Elle s’est diplômée d’HEC en 1997 après avoir effectué la majeure Stratégie Juridique &
Fiscale et un DESS de fiscalité internationale. Elle débute au poste de conseiller fiscaliste chez
Arthur Andersen. Son parcours chez Arthur Andersen lui permet de passer le CFPA, le CAPA, de
devenir avocate et de travailler 1 an et demi dans leur bureau de Los Angeles.

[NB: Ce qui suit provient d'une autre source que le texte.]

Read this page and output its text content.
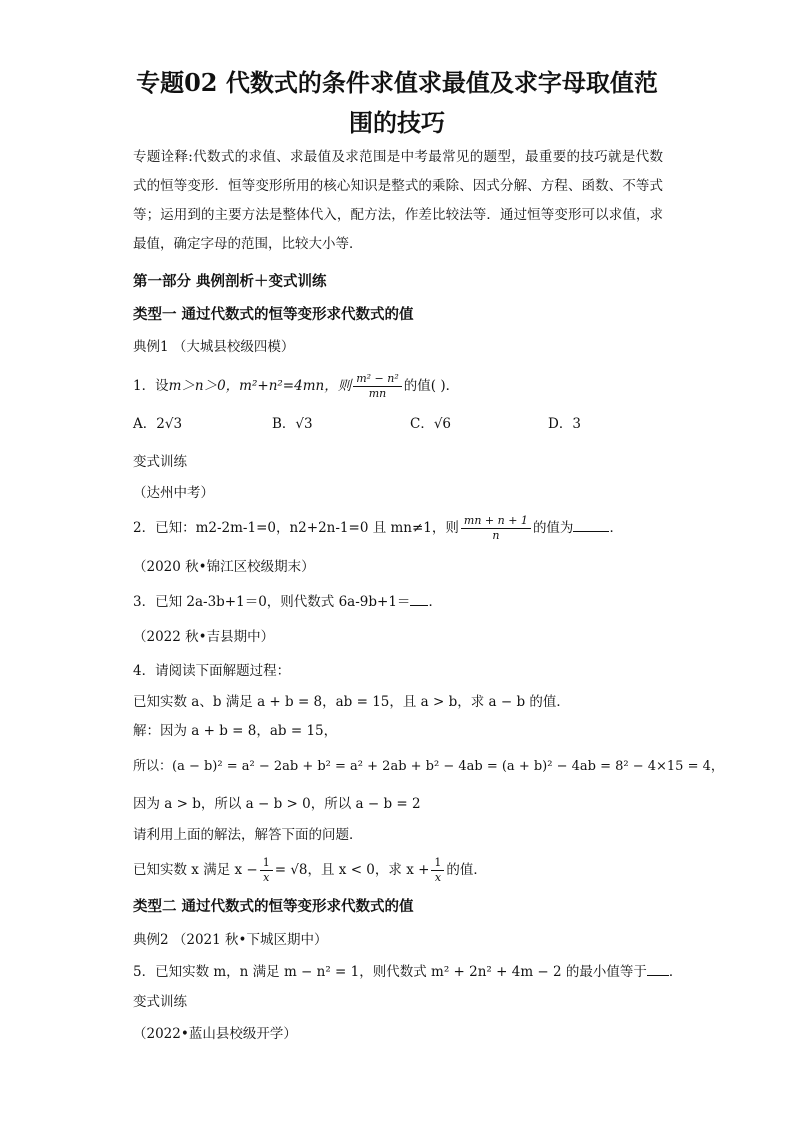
专题02 代数式的条件求值求最值及求字母取值范
围的技巧
专题诠释:代数式的求值、求最值及求范围是中考最常见的题型，最重要的技巧就是代数式的恒等变形．恒等变形所用的核心知识是整式的乘除、因式分解、方程、函数、不等式等；运用到的主要方法是整体代入，配方法，作差比较法等．通过恒等变形可以求值，求最值，确定字母的范围，比较大小等．
第一部分 典例剖析＋变式训练
类型一 通过代数式的恒等变形求代数式的值
典例1 （大城县校级四模）
1．设m＞n＞0，m²+n²=4mn，则 $\frac{\text{m² − n²}}{mn}$ 的值( )．
A．2√3	B．√3	C．√6	D．3
变式训练
（达州中考）
2．已知：m2-2m-1=0，n2+2n-1=0 且 mn≠1，则 $\frac{mn + n + 1}{n}$ 的值为	．
（2020 秋•锦江区校级期末）
3．已知 2a-3b+1＝0，则代数式 6a-9b+1＝ ．
（2022 秋•吉县期中）
4．请阅读下面解题过程：
已知实数 a、b 满足 a + b = 8，ab = 15，且 a > b，求 a − b 的值．
解：因为 a + b = 8，ab = 15，
所以：(a − b)² = a² − 2ab + b² = a² + 2ab + b² − 4ab = (a + b)² − 4ab = 8² − 4×15 = 4，
因为 a > b，所以 a − b > 0，所以 a − b = 2
请利用上面的解法，解答下面的问题．
已知实数 x 满足 $x - \frac{1}{x} = √8$，且 x < 0，求 $x + \frac{1}{x}$ 的值．
类型二 通过代数式的恒等变形求代数式的值
典例2 （2021 秋•下城区期中）
5．已知实数 m，n 满足 m − n² = 1，则代数式 m² + 2n² + 4m − 2 的最小值等于 ．
变式训练
（2022•蓝山县校级开学）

Elle décide après la naissance de son premier enfant de faire un changement et ressent le
besoin de donner du sens à sa carrière professionnelle. Elle pourrait se reconvertir comme fiscaliste
en entreprise mais préfère se réorienter complètement. Elle se replonge dans son expérience
d’étudiante HEC dans l’association Solidarité Népal, reprend contact avec des anciens HEC qui
travaillent dans des ONG et réalise qu’elle préfèrerait travailler dans ce domaine. Au cours de ses
recherches, Estelle Lauvergne postule pour un poste à la Fondation de France. Pendant 5 ans, elle
est en charge de fondations abritées par la Fondation de France. Elle rejoint ensuite IMS –
Entreprendre pour la Cité, où elle est aujourd’hui Responsable de Projets Entreprises au sein du
Pôle Partenariats de Solidarité. Toutes ces années passées à la Fondation de France et à l’IMS ont
permis à Estelle Lauvergne d’acquérir une excellente connaissance du monde du mécénat en France
et des différents types de fondations.
Les Fondations en France
Trois types de fondations
Le premier type regroupe les fondations reconnues d’utilité publique, agrées par le Ministère
de l’Intérieur. Il en existe environ 500 en France, telles que la Fondation des Hôpitaux de ParisHôpitaux de France (Opération Pièces Jaunes), l’Institut Pasteur ou la Fondation des Orphelins
Apprentis d’Auteuil. Elles sont adaptées aux gros financements et opérationnelles le plus souvent.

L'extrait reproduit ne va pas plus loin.